Kashmir is a political problem and it can be solved only through political solutions, Congress leader Jairam Ramesh said on Tuesday.
Speaking at the release of "Kashmir as I see it - From within and afar", a book written by Ashok Dhar at the Observer Research Foundation (ORF) here, Ramesh said he was happy that finally a politician had been appointed as the Governor of Jammu and Kashmir (J&K).
"Only a politician would do justice to the governor's job in Kashmir, as he would be able to understand the people's problems, unlike bureaucrats appointed as governors," he said.
The Congress leader remarked that in his book, Dhar, a former director of ORF Kolkata, had further complicated the complex Kashmir problem by going back to the Mughal era.
Speaking on the occasion, Dhar said, Kashmir's alienation started on October 6, 1586, when Akbar seized the sovereignty of Kashmir by cheating.
The author said Kashmir's problems could be and will be solved only by Kashmiris and underlined the need for maintaining the spirit of 'Kashmiriyat' and making the new generation understand 'Kashmiriyat'.
Moderating the event, ORF Chairman Sunjoy Joshi said while there was Kashmiriyat on the one side of the debate on J&K, on the other was the phrase "waquv tsatun", which meant a low-grade carpet that pulled everyone down to its level.
"Kalhana's Rajatarangini shows that even 12th century Kashmir was rife with this deep and toxic mistrust between the rulers and the ruled, and between the rulers themselves.

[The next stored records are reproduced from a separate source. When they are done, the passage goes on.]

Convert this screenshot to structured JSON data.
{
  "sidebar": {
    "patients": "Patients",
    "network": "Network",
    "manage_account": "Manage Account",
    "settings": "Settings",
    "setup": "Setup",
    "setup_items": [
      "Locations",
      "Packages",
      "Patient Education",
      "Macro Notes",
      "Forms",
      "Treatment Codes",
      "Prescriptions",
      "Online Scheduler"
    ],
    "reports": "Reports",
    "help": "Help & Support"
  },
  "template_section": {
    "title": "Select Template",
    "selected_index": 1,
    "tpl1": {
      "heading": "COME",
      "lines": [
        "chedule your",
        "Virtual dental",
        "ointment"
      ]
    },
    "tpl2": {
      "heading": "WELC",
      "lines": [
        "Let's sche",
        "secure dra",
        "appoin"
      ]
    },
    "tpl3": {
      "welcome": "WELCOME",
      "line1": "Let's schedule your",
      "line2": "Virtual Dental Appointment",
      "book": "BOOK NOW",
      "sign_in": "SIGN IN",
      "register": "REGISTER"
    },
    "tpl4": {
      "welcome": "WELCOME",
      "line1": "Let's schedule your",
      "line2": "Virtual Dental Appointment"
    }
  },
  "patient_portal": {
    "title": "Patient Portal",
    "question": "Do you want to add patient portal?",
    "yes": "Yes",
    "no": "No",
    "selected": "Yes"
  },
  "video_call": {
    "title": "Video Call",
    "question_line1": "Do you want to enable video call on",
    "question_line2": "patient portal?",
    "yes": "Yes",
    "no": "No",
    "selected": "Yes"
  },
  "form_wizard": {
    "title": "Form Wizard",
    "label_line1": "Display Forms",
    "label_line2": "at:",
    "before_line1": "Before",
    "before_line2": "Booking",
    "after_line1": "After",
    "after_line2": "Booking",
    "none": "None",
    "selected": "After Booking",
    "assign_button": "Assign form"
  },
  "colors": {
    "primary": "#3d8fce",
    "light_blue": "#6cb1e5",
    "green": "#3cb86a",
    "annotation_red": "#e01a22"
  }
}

A mistrust that has became a part and parcel of the troubled history of the land and lives on into the present," said Joshi.
He said Dhar's book was steeped not in the "nostalgia" of a lost homeland but in the pain and conflict of the dying and fading Kashmiriyat.
Manoj Joshi, ORF fellow and commentator, said the Kashmir issue and violence would continue to linger till the political interests of the governments in New Delhi and Islamabad get aligned in one direction.
The book has been published by Rupa Publications, with a foreword by former Foreign Secretary Krishnan Srinivasan.